Whilst the context is new (cryptoassets and associated currencies were understood by few until relatively recently) the principles to be applied by charity trustees are familiar. Charities should approach cryptocurrency and potential uses for the associated technology with the same due diligence as for any other activity, with the board taking reasonable decisions in line with their trustee duties. This includes understanding core duties, such as those to act only in the best interests of the charity, to safeguard the assets of their charity (including its reputation) and to act independently.
Standard guidance
As the Commission noted in its cautious first blog on “Cryptocurrencies: what are they, and should charities use them?” (published 12 July 2022), trustees should follow its guidance, as standard, on core trustee duties, on making effective decisions and on investment when taking decisions in this area.

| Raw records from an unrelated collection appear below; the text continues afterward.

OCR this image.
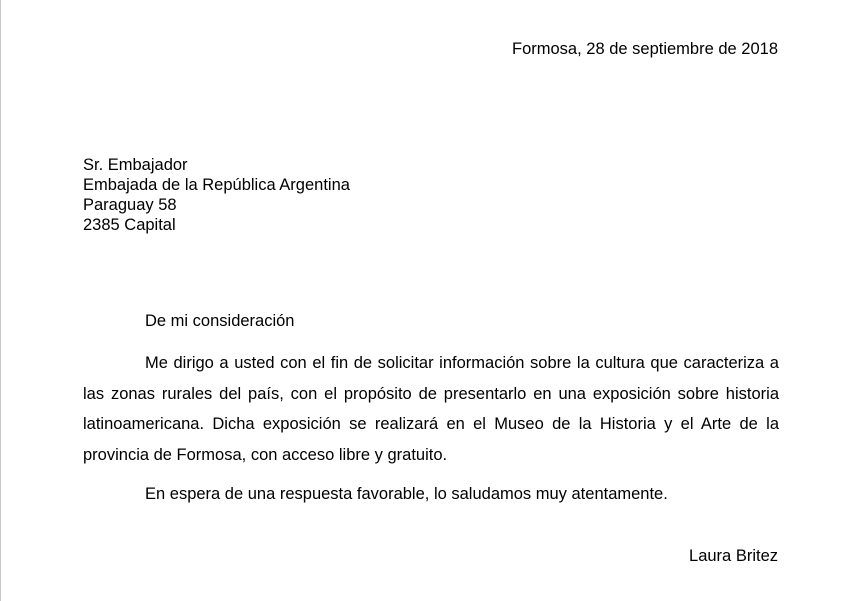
Formosa, 28 de septiembre de 2018
Sr. Embajador
Embajada de la República Argentina
Paraguay 58
2385 Capital
De mi consideración

Me dirigo a usted con el fin de solicitar información sobre la cultura que caracteriza a las zonas rurales del país, con el propósito de presentarlo en una exposición sobre historia latinoamericana. Dicha exposición se realizará en el Museo de la Historia y el Arte de la provincia de Formosa, con acceso libre y gratuito.

En espera de una respuesta favorable, lo saludamos muy atentamente.
Laura Britez
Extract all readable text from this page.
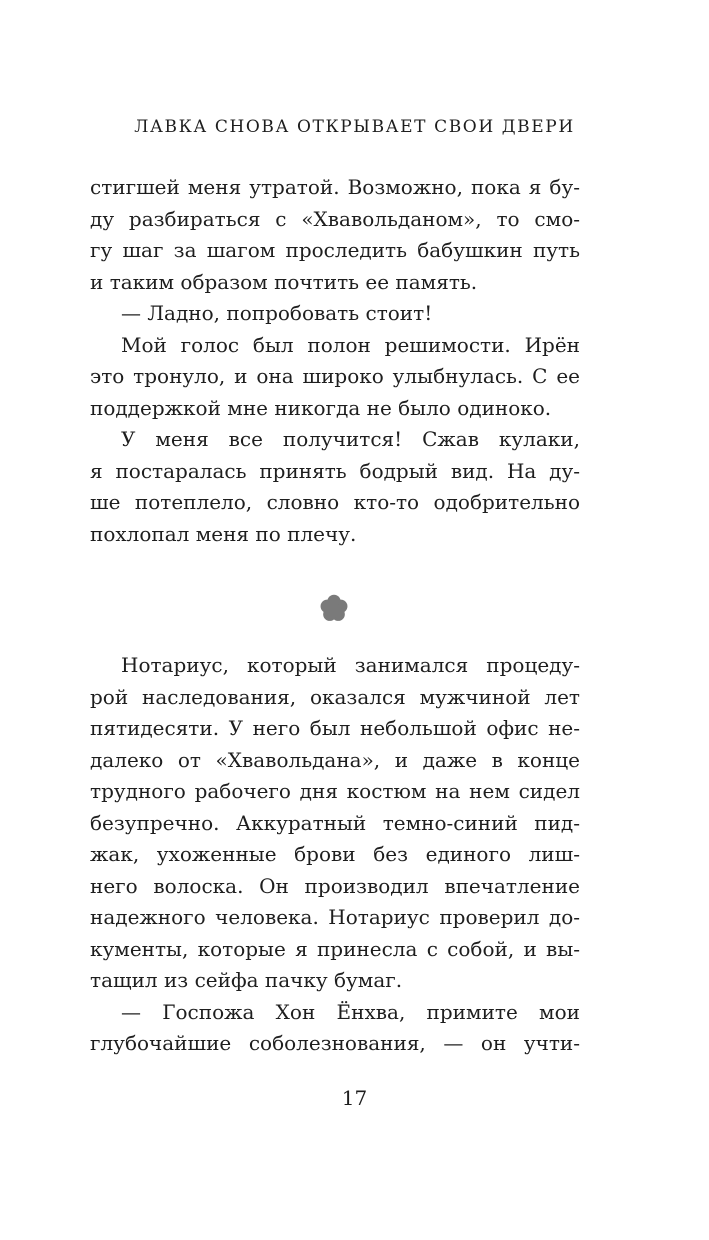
ЛАВКА СНОВА ОТКРЫВАЕТ СВОИ ДВЕРИ
стигшей меня утратой. Возможно, пока я бу-
ду разбираться с «Хвавольданом», то смо-
гу шаг за шагом проследить бабушкин путь
и таким образом почтить ее память.
— Ладно, попробовать стоит!
Мой голос был полон решимости. Ирён
это тронуло, и она широко улыбнулась. С ее
поддержкой мне никогда не было одиноко.
У меня все получится! Сжав кулаки,
я постаралась принять бодрый вид. На ду-
ше потеплело, словно кто-то одобрительно
похлопал меня по плечу.
Нотариус, который занимался процеду-
рой наследования, оказался мужчиной лет
пятидесяти. У него был небольшой офис не-
далеко от «Хвавольдана», и даже в конце
трудного рабочего дня костюм на нем сидел
безупречно. Аккуратный темно-синий пид-
жак, ухоженные брови без единого лиш-
него волоска. Он производил впечатление
надежного человека. Нотариус проверил до-
кументы, которые я принесла с собой, и вы-
тащил из сейфа пачку бумаг.
— Госпожа Хон Ёнхва, примите мои
глубочайшие соболезнования, — он учти-
17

It goes without saying that trustees should ensure they have carried out appropriate due diligence on donors and associated organisations, whatever the form of donation.
Specific guidance from charity regulators such as the Charity Commission and the Fundraising Regulator is, at this time, confined to preliminary blogs only which, whilst recognising there may be opportunities, highlight that this remains an emerging area where policy (and law) is yet to be defined.

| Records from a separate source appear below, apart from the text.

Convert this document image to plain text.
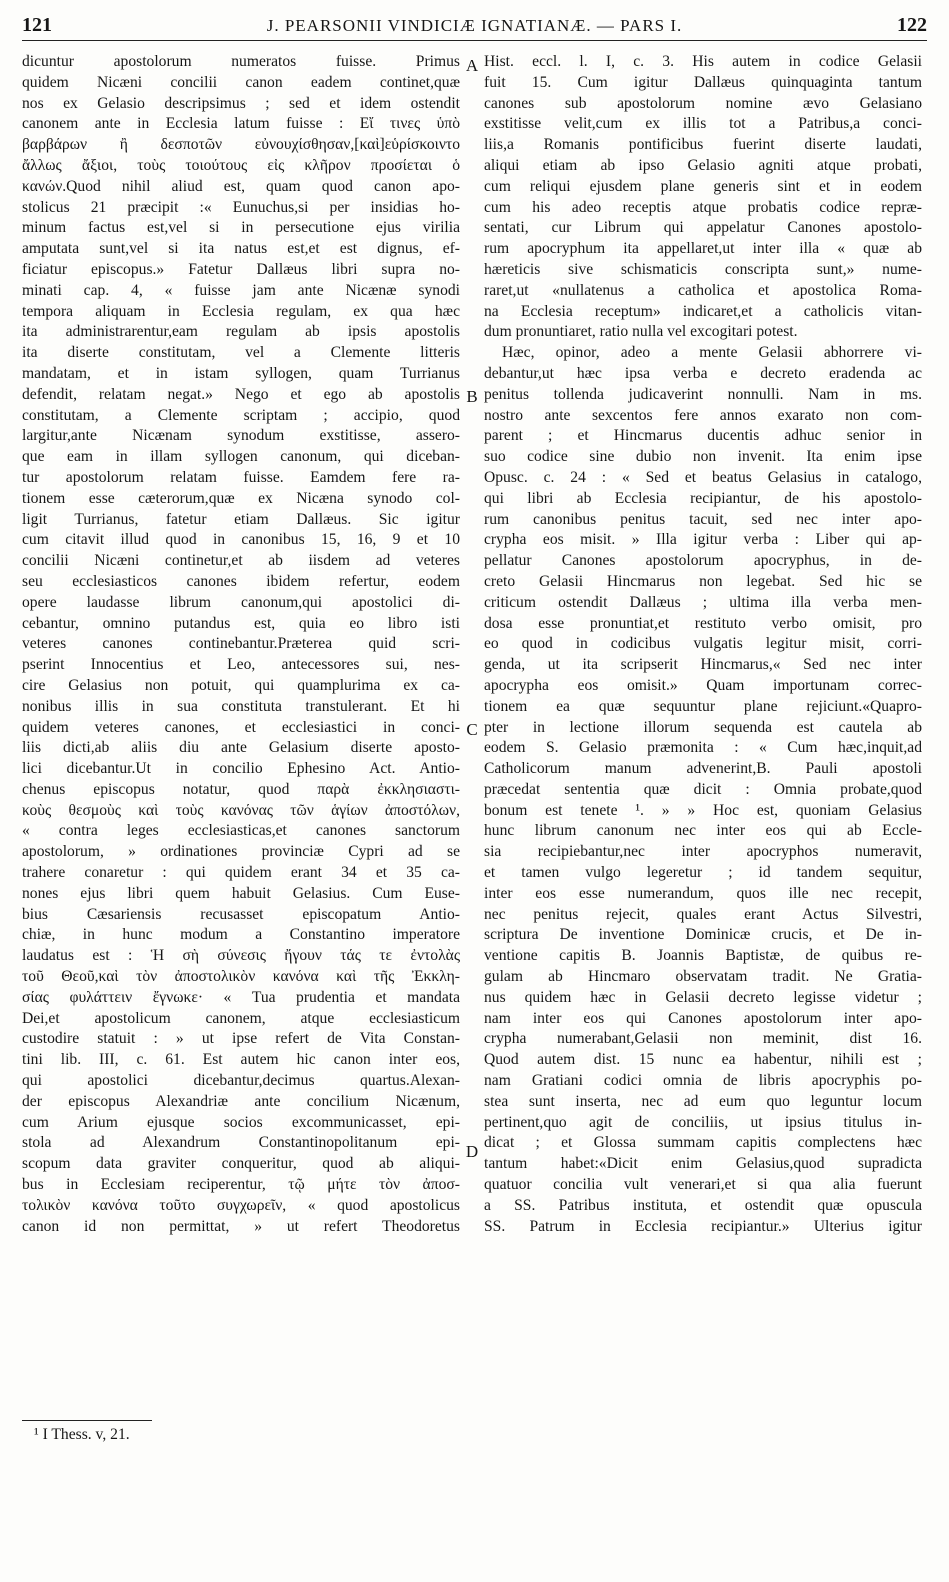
121	J. PEARSONII VINDICIÆ IGNATIANÆ. — PARS I.	122
dicuntur apostolorum numeratos fuisse. Primus
quidem Nicæni concilii canon eadem continet,quæ
nos ex Gelasio descripsimus ; sed et idem ostendit
canonem ante in Ecclesia latum fuisse : Εἴ τινες ὑπὸ
βαρβάρων ἢ δεσποτῶν εὐνουχίσθησαν,[καὶ]εὑρίσκοιντο
ἄλλως ἄξιοι, τοὺς τοιούτους εἰς κλῆρον προσίεται ὁ
κανών.Quod nihil aliud est, quam quod canon apo-
stolicus 21 præcipit :« Eunuchus,si per insidias ho-
minum factus est,vel si in persecutione ejus virilia
amputata sunt,vel si ita natus est,et est dignus, ef-
ficiatur episcopus.» Fatetur Dallæus libri supra no-
minati cap. 4, « fuisse jam ante Nicænæ synodi
tempora aliquam in Ecclesia regulam, ex qua hæc
ita administrarentur,eam regulam ab ipsis apostolis
ita diserte constitutam, vel a Clemente litteris
mandatam, et in istam syllogen, quam Turrianus
defendit, relatam negat.» Nego et ego ab apostolis
constitutam, a Clemente scriptam ; accipio, quod
largitur,ante Nicænam synodum exstitisse, assero-
que eam in illam syllogen canonum, qui diceban-
tur apostolorum relatam fuisse. Eamdem fere ra-
tionem esse cæterorum,quæ ex Nicæna synodo col-
ligit Turrianus, fatetur etiam Dallæus. Sic igitur
cum citavit illud quod in canonibus 15, 16, 9 et 10
concilii Nicæni continetur,et ab iisdem ad veteres
seu ecclesiasticos canones ibidem refertur, eodem
opere laudasse librum canonum,qui apostolici di-
cebantur, omnino putandus est, quia eo libro isti
veteres canones continebantur.Præterea quid scri-
pserint Innocentius et Leo, antecessores sui, nes-
cire Gelasius non potuit, qui quamplurima ex ca-
nonibus illis in sua constituta transtulerant. Et hi
quidem veteres canones, et ecclesiastici in conci-
liis dicti,ab aliis diu ante Gelasium diserte aposto-
lici dicebantur.Ut in concilio Ephesino Act. Antio-
chenus episcopus notatur, quod παρὰ ἐκκλησιαστι-
κοὺς θεσμοὺς καὶ τοὺς κανόνας τῶν ἁγίων ἀποστόλων,
« contra leges ecclesiasticas,et canones sanctorum
apostolorum, » ordinationes provinciæ Cypri ad se
trahere conaretur : qui quidem erant 34 et 35 ca-
nones ejus libri quem habuit Gelasius. Cum Euse-
bius Cæsariensis recusasset episcopatum Antio-
chiæ, in hunc modum a Constantino imperatore
laudatus est : Ἡ σὴ σύνεσις ἤγουν τάς τε ἐντολὰς
τοῦ Θεοῦ,καὶ τὸν ἀποστολικὸν κανόνα καὶ τῆς Ἐκκλη-
σίας φυλάττειν ἔγνωκε· « Tua prudentia et mandata
Dei,et apostolicum canonem, atque ecclesiasticum
custodire statuit : » ut ipse refert de Vita Constan-
tini lib. III, c. 61. Est autem hic canon inter eos,
qui apostolici dicebantur,decimus quartus.Alexan-
der episcopus Alexandriæ ante concilium Nicænum,
cum Arium ejusque socios excommunicasset, epi-
stola ad Alexandrum Constantinopolitanum epi-
scopum data graviter conqueritur, quod ab aliqui-
bus in Ecclesiam reciperentur, τῷ μήτε τὸν ἀποσ-
τολικὸν κανόνα τοῦτο συγχωρεῖν, « quod apostolicus
canon id non permittat, » ut refert Theodoretus
A
B
C
D
Hist. eccl. l. I, c. 3. His autem in codice Gelasii
fuit 15. Cum igitur Dallæus quinquaginta tantum
canones sub apostolorum nomine ævo Gelasiano
exstitisse velit,cum ex illis tot a Patribus,a conci-
liis,a Romanis pontificibus fuerint diserte laudati,
aliqui etiam ab ipso Gelasio agniti atque probati,
cum reliqui ejusdem plane generis sint et in eodem
cum his adeo receptis atque probatis codice repræ-
sentati, cur Librum qui appelatur Canones apostolo-
rum apocryphum ita appellaret,ut inter illa « quæ ab
hæreticis sive schismaticis conscripta sunt,» nume-
raret,ut «nullatenus a catholica et apostolica Roma-
na Ecclesia receptum» indicaret,et a catholicis vitan-
dum pronuntiaret, ratio nulla vel excogitari potest.
Hæc, opinor, adeo a mente Gelasii abhorrere vi-
debantur,ut hæc ipsa verba e decreto eradenda ac
penitus tollenda judicaverint nonnulli. Nam in ms.
nostro ante sexcentos fere annos exarato non com-
parent ; et Hincmarus ducentis adhuc senior in
suo codice sine dubio non invenit. Ita enim ipse
Opusc. c. 24 : « Sed et beatus Gelasius in catalogo,
qui libri ab Ecclesia recipiantur, de his apostolo-
rum canonibus penitus tacuit, sed nec inter apo-
crypha eos misit. » Illa igitur verba : Liber qui ap-
pellatur Canones apostolorum apocryphus, in de-
creto Gelasii Hincmarus non legebat. Sed hic se
criticum ostendit Dallæus ; ultima illa verba men-
dosa esse pronuntiat,et restituto verbo omisit, pro
eo quod in codicibus vulgatis legitur misit, corri-
genda, ut ita scripserit Hincmarus,« Sed nec inter
apocrypha eos omisit.» Quam importunam correc-
tionem ea quæ sequuntur plane rejiciunt.«Quapro-
pter in lectione illorum sequenda est cautela ab
eodem S. Gelasio præmonita : « Cum hæc,inquit,ad
Catholicorum manum advenerint,B. Pauli apostoli
præcedat sententia quæ dicit : Omnia probate,quod
bonum est tenete ¹. » » Hoc est, quoniam Gelasius
hunc librum canonum nec inter eos qui ab Eccle-
sia recipiebantur,nec inter apocryphos numeravit,
et tamen vulgo legeretur ; id tandem sequitur,
inter eos esse numerandum, quos ille nec recepit,
nec penitus rejecit, quales erant Actus Silvestri,
scriptura De inventione Dominicæ crucis, et De in-
ventione capitis B. Joannis Baptistæ, de quibus re-
gulam ab Hincmaro observatam tradit. Ne Gratia-
nus quidem hæc in Gelasii decreto legisse videtur ;
nam inter eos qui Canones apostolorum inter apo-
crypha numerabant,Gelasii non meminit, dist 16.
Quod autem dist. 15 nunc ea habentur, nihili est ;
nam Gratiani codici omnia de libris apocryphis po-
stea sunt inserta, nec ad eum quo leguntur locum
pertinent,quo agit de conciliis, ut ipsius titulus in-
dicat ; et Glossa summam capitis complectens hæc
tantum habet:«Dicit enim Gelasius,quod supradicta
quatuor concilia vult venerari,et si qua alia fuerunt
a SS. Patribus instituta, et ostendit quæ opuscula
SS. Patrum in Ecclesia recipiantur.» Ulterius igitur
¹ I Thess. v, 21.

Undoubtedly, whilst there may be many positive uses and potential uses of cryptocurrency (and other cryptoassets) for good, there are also significant opportunities for criminal activity, on a global scale, hence the associated money laundering risks and reputational risk of association for charities (and other organisations) when things go wrong. In the UK, whilst the government set out plans in April 2022 to make the UK a global cryptoasset technology hub, it remains the case that cryptoassets are largely unregulated.
For individuals, the Financial Conduct Authority (FCA) considers cryptoassets to be “very high risk, speculative investments” with the clear warning that “…if you invest in cryptoassets, you should be prepared to lose all your money”.

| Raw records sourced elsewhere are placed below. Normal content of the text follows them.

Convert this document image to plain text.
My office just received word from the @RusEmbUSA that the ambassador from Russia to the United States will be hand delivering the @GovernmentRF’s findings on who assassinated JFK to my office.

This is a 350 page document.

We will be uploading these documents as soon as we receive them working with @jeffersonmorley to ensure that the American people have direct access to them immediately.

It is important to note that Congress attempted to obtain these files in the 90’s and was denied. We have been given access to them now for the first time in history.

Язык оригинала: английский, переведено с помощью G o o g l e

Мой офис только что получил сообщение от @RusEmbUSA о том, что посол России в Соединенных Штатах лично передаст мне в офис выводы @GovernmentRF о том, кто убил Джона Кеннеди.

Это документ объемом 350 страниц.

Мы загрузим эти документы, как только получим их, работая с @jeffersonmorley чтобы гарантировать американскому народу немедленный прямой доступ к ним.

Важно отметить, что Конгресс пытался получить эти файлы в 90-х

Unsurprisingly, in the aftermath of the FTX exchange, banks have been keen to reiterate this warning to their customers, in many cases introducing restrictions on purchasing cryptocurrency (such as limits on card payments made to crypto exchanges from current accounts, and prohibiting payments from credit cards and to certain cryptocurrency firms) to the extent such activity was not already restricted.
Joint consultation
Meanwhile, HM Treasury and the Bank of England published a joint consultation in February of this year looking at the potential case for a blockchain based UK central bank digital currency – a “digital pound”, akin to pound sterling – which would be a new form of digital money for households and businesses. Any such digital pound, also referred to as “Britcoin”, would not be a cryptocurrency or cryptoasset.
Rather than being issued in the private sector, it would be issued by the Bank of England and government backed. Crucially, this would give the digital pound a stable value (the same as cash), in contrast to the high volatility associated with cryptocurrencies such as Bitcoin.
Interest in blockchain technology and associated use cases runs high, and charity trustees need to remain alert to developments if they want to be involved in this area (either directly, through operational use cases, or as recipients of associated assets or funds).
Overall, charities and their trustees should remain cautious in relation to how they might interact with cryptocurrencies and associated technologies, as well as organisations connected with those technologies. As the collapse of FTX has shown, this area remains largely unregulated and – as with any industry with the potential for high gains – is susceptible to bad players, no matter how good their intentions may appear to have been. The usual principles of good governance apply and, if trustees follow those principles, they will protect themselves from challenge should things go wrong.